Peu de jours après, je rentrais à Genève continuant à ouvrir l'oeil. J'étais vite relancé pour une toute autre affaire.
Souvent, le Capitaine me donnait des instructions pour une autre enquête sur des personnes qui lui avaient été signalées par une autre source, et grâce à ce changement d'agent, il était plus facile de continuer un travail, sans que ni la police Suisse, ni les Allemands ne s'aperçoivent comment le contre-espionnage français marquait des points.
Finances du Bureau d'Annemasse.
Je n'ai jamais été en mesure de connaître si le Service de renseignements français disposait de crédits importants.
Il semblerait, pour l'homme de la rue, que ce puissant organisme doit avoir des fonds secrets illimités à sa disposition. J'avoue que je n'ai aucune idée à ce sujet. C'est peut-être vrai. Mais en ce qui concerne sa filiale du Bureau militaire d'Annemasse, je suis absolument sûr que les crédits étaient très réduits et limités.

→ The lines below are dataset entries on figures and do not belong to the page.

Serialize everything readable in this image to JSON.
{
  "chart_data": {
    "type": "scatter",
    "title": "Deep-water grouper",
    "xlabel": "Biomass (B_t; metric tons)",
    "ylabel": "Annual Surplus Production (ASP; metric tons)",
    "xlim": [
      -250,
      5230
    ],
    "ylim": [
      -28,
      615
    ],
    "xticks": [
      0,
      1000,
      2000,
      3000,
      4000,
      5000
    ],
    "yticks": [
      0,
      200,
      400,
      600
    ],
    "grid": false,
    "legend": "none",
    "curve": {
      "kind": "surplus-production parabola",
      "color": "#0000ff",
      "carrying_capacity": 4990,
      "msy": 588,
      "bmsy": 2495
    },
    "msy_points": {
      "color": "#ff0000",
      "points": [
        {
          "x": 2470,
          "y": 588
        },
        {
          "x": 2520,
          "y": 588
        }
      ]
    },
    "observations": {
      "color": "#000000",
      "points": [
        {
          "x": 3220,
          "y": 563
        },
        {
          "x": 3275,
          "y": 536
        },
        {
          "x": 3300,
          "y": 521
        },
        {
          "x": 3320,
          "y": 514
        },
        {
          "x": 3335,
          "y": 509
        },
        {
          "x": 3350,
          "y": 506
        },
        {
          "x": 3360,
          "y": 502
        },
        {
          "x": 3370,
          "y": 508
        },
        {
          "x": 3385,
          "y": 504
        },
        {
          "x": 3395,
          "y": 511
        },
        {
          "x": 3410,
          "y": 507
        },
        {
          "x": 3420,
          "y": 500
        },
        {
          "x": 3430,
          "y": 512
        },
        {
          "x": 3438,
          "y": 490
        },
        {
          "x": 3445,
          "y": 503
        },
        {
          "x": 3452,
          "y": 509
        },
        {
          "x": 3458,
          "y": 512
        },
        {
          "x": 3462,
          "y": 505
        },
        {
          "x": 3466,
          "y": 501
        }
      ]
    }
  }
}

J'ai connu des agents qui avaient eu des ennuis en Suisse, qui, réfugiés à Annemasse provisoirement, se trouvaient dans la p!us grande gêne, parce que le Service n'avait pas les moyens de les secourir. Il y avait heureusement beaucoup de volontaires bénévoles pour rentrer au Service du contre-espionnage, ce qui faisait l'affaire de la Trésorerie du Bureau.
Le Capitaine me laissait toute latitude pour accepter d'être payé par les ennemis, car moi, par ordre, je devais m'introduire dans le Service de renseignements allemand, lequel naturellement ne lésinait pas avec l'argent. C'est ainsi que je pus continuer pendant quatre ans à remplir des missions multiples, très utiles à la défense nationale, sans coûter un centime au Service de renseignements français.
Chaque fois que je touchais la moindre somme des Allemands j'en faisais la déclaration au Bureau militaire.
Ces sommes me permettaient de vivre, et aussi de donner une aide à l'occasion à des agents dans la détresse à l'hôtel.